Google Cloud CDN and HTTP(S) load balancing
The Cloud CDN content delivery network works with HTTP(S) load balancing to deliver content to your users. The HTTP(S) load balancing configuration specifies the frontend IP addresses and ports on which Cloud CDN receives requests and the backends that originate responses to those requests.
Cloud CDN content can originate from two types of backends:
When a user requests content from your site, the request arrives at a location at the edge of Google's network, which is usually far closer to the user than your backends. Cloud CDN uses caches at these locations to store responses generated by your backends. The backend that generates the response is referred to as the origin server.
The following figure illustrates how responses from origin servers running on VM instances flow through an HTTP(S) load balancer before being delivered by Cloud CDN.
Cache hits, misses, fill, and egress
The first time a piece of content is requested, the cache sees that it can't fulfill the request. This is called a cache miss. The cache might attempt to get the content from a nearby cache. If the nearby cache has the content, it sends it to the first cache via cache-to-cache fill. Otherwise, the request is forwarded to the HTTP(S) load balancer. The load balancer in turn forwards the request to one of your backends. This backend is the origin server for the content.
When the cache receives the content, the cache forwards the content to the user. If the content is cacheable, the cache can store it for future requests. The cache might decline to store new content if inserting it into cache would require evicting content that is more popular or if the cache has insufficient information about the popularity of the new content. For example, a cache might decline to insert large content on its first access.
When your users request content that is already stored in a cache, the cache looks up the content by its cache key and responds directly to the user, shortening the round trip time and saving the origin server from having to process the request. This is called a cache hit.
Data transfer from a cache to a client is called cache egress. Data transfer to a cache is called cache fill. As illustrated in the following figure, cache fill can originate from another Cloud CDN cache or from the origin server.
On cache hits, you pay for cache egress bandwidth. On cache misses—including misses that resulted in cache-to-cache fill—you additionally pay for cache fill bandwidth. That means, all else being equal, cache hits cost less than cache misses. For detailed pricing information, refer to the pricing page.
Inserting content into cache
Caching is reactive in that an object is stored in a particular cache if a request goes through that cache and if the response is cacheable. An object stored in one cache does not automatically replicate into other caches; cache fill happens only in response to a client-initiated request. You cannot pre-load caches except by causing the individual caches to respond to requests.

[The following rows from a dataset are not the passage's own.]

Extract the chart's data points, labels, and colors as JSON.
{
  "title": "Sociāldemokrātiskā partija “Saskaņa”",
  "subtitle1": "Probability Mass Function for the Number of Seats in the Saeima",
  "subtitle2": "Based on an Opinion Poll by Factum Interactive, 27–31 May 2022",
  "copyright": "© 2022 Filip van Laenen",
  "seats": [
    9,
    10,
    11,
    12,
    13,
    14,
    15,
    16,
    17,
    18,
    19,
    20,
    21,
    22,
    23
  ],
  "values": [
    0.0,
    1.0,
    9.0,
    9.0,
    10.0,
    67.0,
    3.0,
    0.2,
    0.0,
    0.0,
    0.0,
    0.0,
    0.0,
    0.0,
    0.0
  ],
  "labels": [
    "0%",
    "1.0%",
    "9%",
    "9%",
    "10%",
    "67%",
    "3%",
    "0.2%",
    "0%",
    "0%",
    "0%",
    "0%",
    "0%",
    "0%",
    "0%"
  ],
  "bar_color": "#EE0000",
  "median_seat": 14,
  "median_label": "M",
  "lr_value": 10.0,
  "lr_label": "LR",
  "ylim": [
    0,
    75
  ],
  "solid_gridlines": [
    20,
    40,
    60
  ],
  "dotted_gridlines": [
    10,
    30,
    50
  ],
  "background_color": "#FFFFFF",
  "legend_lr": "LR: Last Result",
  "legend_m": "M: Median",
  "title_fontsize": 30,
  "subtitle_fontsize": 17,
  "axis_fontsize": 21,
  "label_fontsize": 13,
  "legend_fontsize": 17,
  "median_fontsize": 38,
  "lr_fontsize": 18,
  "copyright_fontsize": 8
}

When the origin server supports byte range requests, Cloud CDN can initiate multiple cache fill requests in reaction to a single client request. The section Requests initiated by Cloud CDN has more information about these requests.
Content served from cache
After you enable Cloud CDN, caching happens automatically for all cacheable content. Your origin server uses HTTP headers to indicate which responses should be cached and which should not. When you use a backend bucket, the origin server is Cloud Storage. When you use VM instances, the origin server is the web server software you run on those instances. Caching Details has additional information about what Cloud CDN caches and for how long.
Cloud CDN uses caches in numerous locations around the world. Because of the nature of caches, it is impossible to predict whether a particular request will be served out of cache. You can, however, expect that popular requests for cacheable content will be served from cache a high percentage of the time, yielding significantly reduced latencies, reduced cost, and reduced load on your origin servers.
Requests initiated by Cloud CDN
When your origin server supports byte range requests, Cloud CDN can send multiple requests to the origin server in reaction to a single client request. As described in Support for byte range requests, Cloud CDN can initiate two types of requests: validation requests and byte range requests. For more information about byte range requests, see that documentation.
Data location settings of other Cloud Platform Services
Note that using Cloud CDN means data may be stored at serving locations outside of the region or zone of your origin server. This is normal and how HTTP caching works on the Internet. Under the Service Specific Terms of the Google Cloud Platform Terms of Service, the Data Location Setting that is available for certain Cloud Platform Services will not apply to Core Customer Data for the respective Cloud Platform Service when used with other Google products and services (in this case the Cloud CDN service). If you do not want this outcome, please do not use the Cloud CDN service.